Ayat dari Kitab Yesaya ini, khususnya pasal 36 ayat 22, membuka jendela menuju sebuah momen krusial dalam sejarah Israel. Konteksnya adalah ketika Kerajaan Asyur, di bawah kepemimpinan raja Sanherib, telah menginvasi Yehuda dan mengepung Yerusalem. Panglima perang Sanherib, Rabsyake, telah datang dengan sombongnya untuk menyampaikan ancaman dan ejekan kepada penduduk Yerusalem, menghina iman mereka kepada Tuhan, dan mendorong mereka untuk menyerah.
Kata-kata dalam Yesaya 36:22 diucapkan oleh para pejabat Yehuda yang menyampaikan pesan dari rakyat Yerusalem kepada Hizkia, raja mereka. Mereka mengungkapkan keputusasaan yang mendalam, sebuah perasaan "mati lemas" karena telah lama terpapar oleh provokasi dan ancaman tanpa henti dari Asyur.

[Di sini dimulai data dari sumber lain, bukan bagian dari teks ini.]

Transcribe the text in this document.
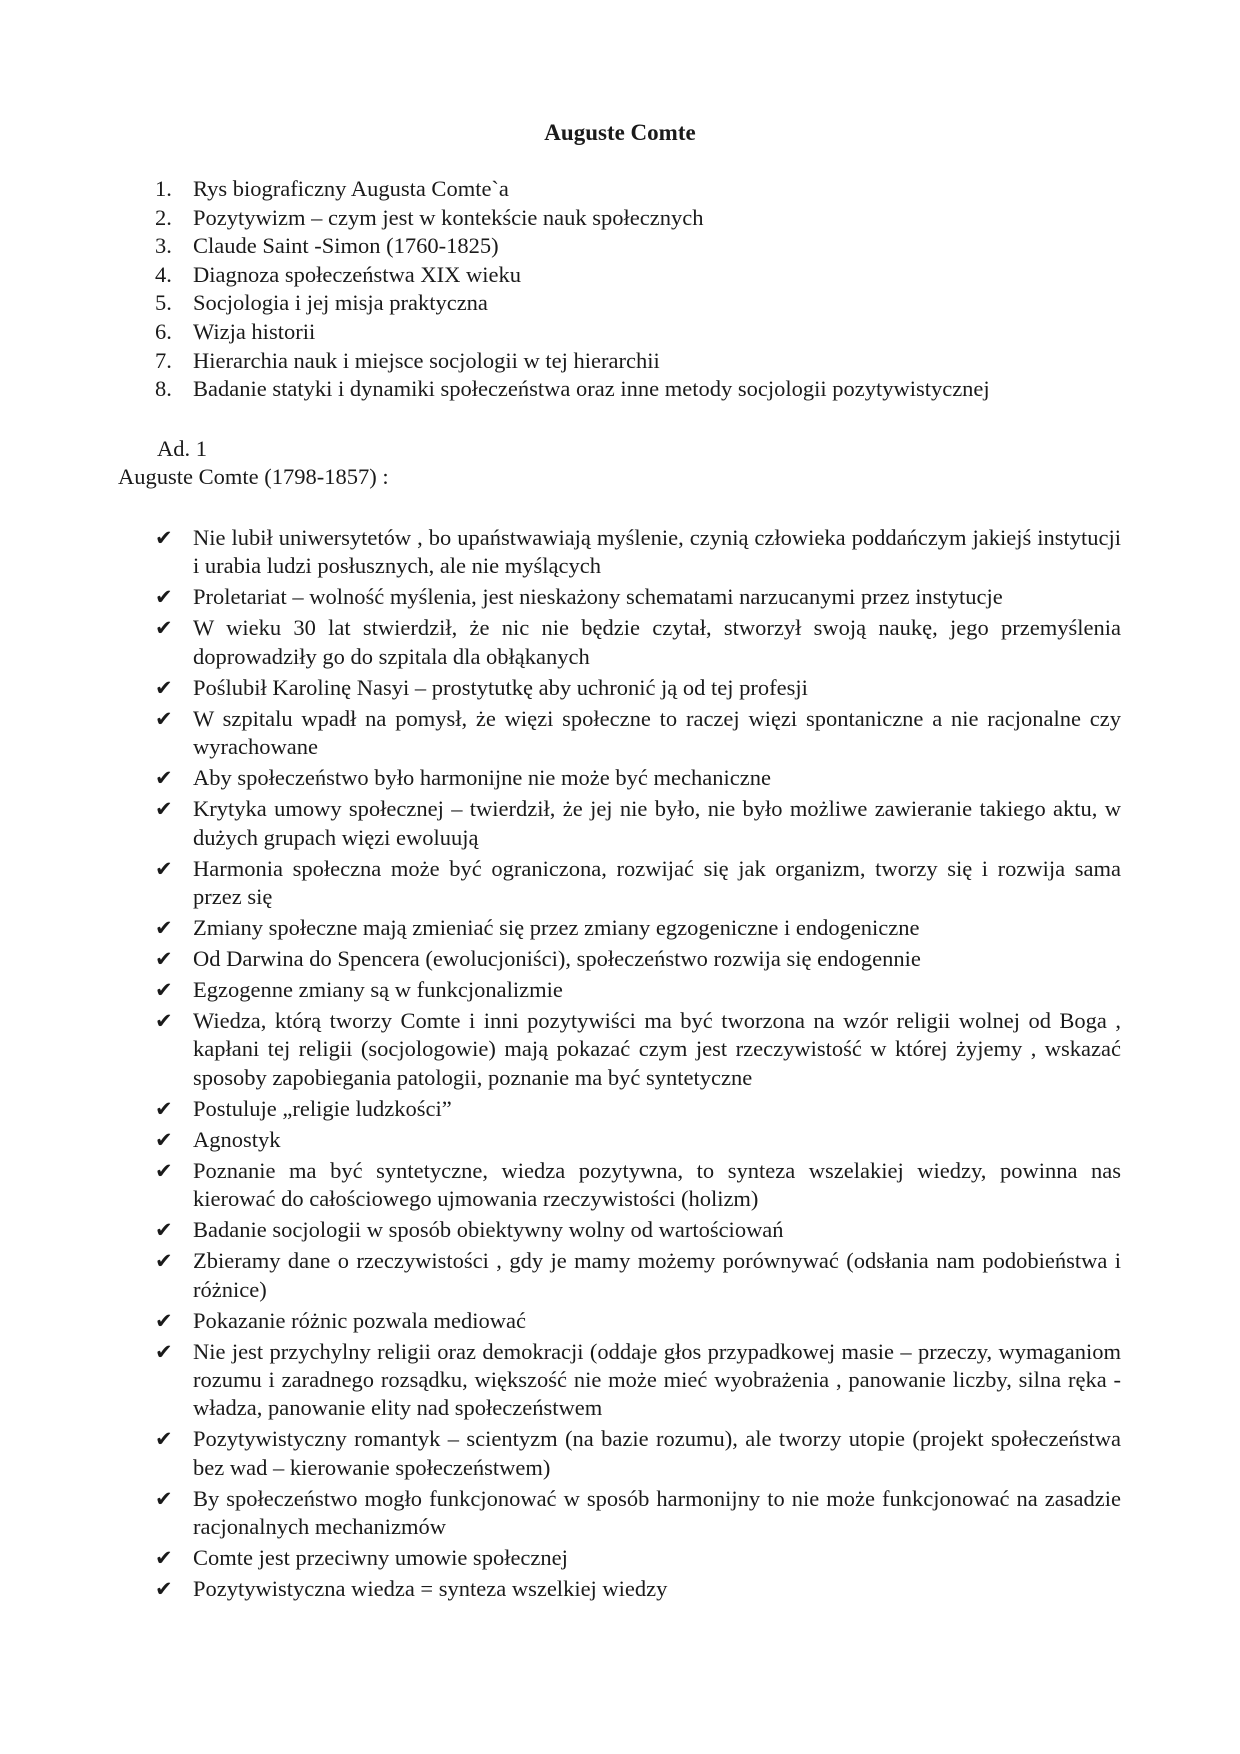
Auguste Comte
1. Rys biograficzny Augusta Comte`a
2. Pozytywizm – czym jest w kontekście nauk społecznych
3. Claude Saint -Simon (1760-1825)
4. Diagnoza społeczeństwa XIX wieku
5. Socjologia i jej misja praktyczna
6. Wizja historii
7. Hierarchia nauk i miejsce socjologii w tej hierarchii
8. Badanie statyki i dynamiki społeczeństwa oraz inne metody socjologii pozytywistycznej

Ad. 1

Auguste Comte (1798-1857) :

✔ Nie lubił uniwersytetów , bo upaństwawiają myślenie, czynią człowieka poddańczym jakiejś instytucji i urabia ludzi posłusznych, ale nie myślących
✔ Proletariat – wolność myślenia, jest nieskażony schematami narzucanymi przez instytucje
✔ W wieku 30 lat stwierdził, że nic nie będzie czytał, stworzył swoją naukę, jego przemyślenia doprowadziły go do szpitala dla obłąkanych
✔ Poślubił Karolinę Nasyi – prostytutkę aby uchronić ją od tej profesji
✔ W szpitalu wpadł na pomysł, że więzi społeczne to raczej więzi spontaniczne a nie racjonalne czy wyrachowane
✔ Aby społeczeństwo było harmonijne nie może być mechaniczne
✔ Krytyka umowy społecznej – twierdził, że jej nie było, nie było możliwe zawieranie takiego aktu, w dużych grupach więzi ewoluują
✔ Harmonia społeczna może być ograniczona, rozwijać się jak organizm, tworzy się i rozwija sama przez się
✔ Zmiany społeczne mają zmieniać się przez zmiany egzogeniczne i endogeniczne
✔ Od Darwina do Spencera (ewolucjoniści), społeczeństwo rozwija się endogennie
✔ Egzogenne zmiany są w funkcjonalizmie
✔ Wiedza, którą tworzy Comte i inni pozytywiści ma być tworzona na wzór religii wolnej od Boga , kapłani tej religii (socjologowie) mają pokazać czym jest rzeczywistość w której żyjemy , wskazać sposoby zapobiegania patologii, poznanie ma być syntetyczne
✔ Postuluje „religie ludzkości”
✔ Agnostyk
✔ Poznanie ma być syntetyczne, wiedza pozytywna, to synteza wszelakiej wiedzy, powinna nas kierować do całościowego ujmowania rzeczywistości (holizm)
✔ Badanie socjologii w sposób obiektywny wolny od wartościowań
✔ Zbieramy dane o rzeczywistości , gdy je mamy możemy porównywać (odsłania nam podobieństwa i różnice)
✔ Pokazanie różnic pozwala mediować
✔ Nie jest przychylny religii oraz demokracji (oddaje głos przypadkowej masie – przeczy, wymaganiom rozumu i zaradnego rozsądku, większość nie może mieć wyobrażenia , panowanie liczby, silna ręka - władza, panowanie elity nad społeczeństwem
✔ Pozytywistyczny romantyk – scientyzm (na bazie rozumu), ale tworzy utopie (projekt społeczeństwa bez wad – kierowanie społeczeństwem)
✔ By społeczeństwo mogło funkcjonować w sposób harmonijny to nie może funkcjonować na zasadzie racjonalnych mechanizmów
✔ Comte jest przeciwny umowie społecznej
✔ Pozytywistyczna wiedza = synteza wszelkiej wiedzy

Mereka merasa telah mencapai titik di mana mereka tidak lagi memiliki kekuatan, baik fisik maupun mental, untuk melawan. Ancaman dari kekuatan militer Asyur yang tak tertandingi terasa begitu nyata dan mencekam.
Visualisasi harapan yang datang dari sumber Ilahi.
Namun, di tengah keputusasaan itu, muncul sebuah pengakuan yang mengharukan: "Ia datang menyelamatkan kami." Pernyataan ini, meskipun diucapkan dalam situasi genting dan mungkin dengan sedikit keraguan, menunjukkan adanya keyakinan yang tersisa akan intervensi Tuhan. Mereka menyadari bahwa kekuatan mereka sendiri tidak cukup, dan hanya Tuhan yang memiliki kuasa untuk membalikkan keadaan.
Dalam narasi Kitab Yesaya, Tuhan memang mengirimkan malaikat-Nya yang memusnahkan seratus delapan puluh lima ribu tentara Asyur dalam satu malam, membebaskan Yerusalem dari ancaman besar tersebut. Ayat ini menjadi saksi bisu akan kepercayaan, sekecil apapun, yang bisa memicu campur tangan ilahi. Ini adalah pengingat yang kuat bahwa bahkan ketika kita merasa telah mencapai titik terendah, ketika segala upaya manusia tampak sia-sia, Tuhan tetap hadir dan mampu memberikan solusi yang tak terduga.
Pesan dari Yesaya 36:22 melampaui konteks sejarahnya. Bagi kita saat ini, ayat ini mengajarkan tentang pentingnya tetap berpegang pada iman, bahkan di tengah badai kehidupan. Ketika kita menghadapi kesulitan yang terasa berat, ketika keputusasaan mulai merayap, kita diingatkan untuk tidak menyerah pada keputusasaan, melainkan mencari kekuatan dalam sumber yang lebih besar dari diri kita sendiri. Pengakuan "Ia datang menyelamatkan kami" adalah ekspresi dari iman yang berani menanti, mempercayai bahwa di setiap kesulitan, ada potensi penyelamatan ilahi yang selalu siap menolong.
Kisah ini menekankan bahwa dalam kehampaan dan ketidakberdayaan manusia, ada celah bagi campur tangan Tuhan. "Mati lemas" secara metaforis dapat diartikan sebagai kondisi kelelahan jiwa dan semangat akibat perjuangan yang tiada akhir. Namun, di akhir kalimat, ada kalimat penyelamat yang menunjukkan bahwa bahkan dalam keadaan terlemah pun, harapan akan penyelamatan tetap ada, datang dari sumber yang kudus. Ini adalah janji penghiburan yang tak ternilai harganya dari Sang Pencipta.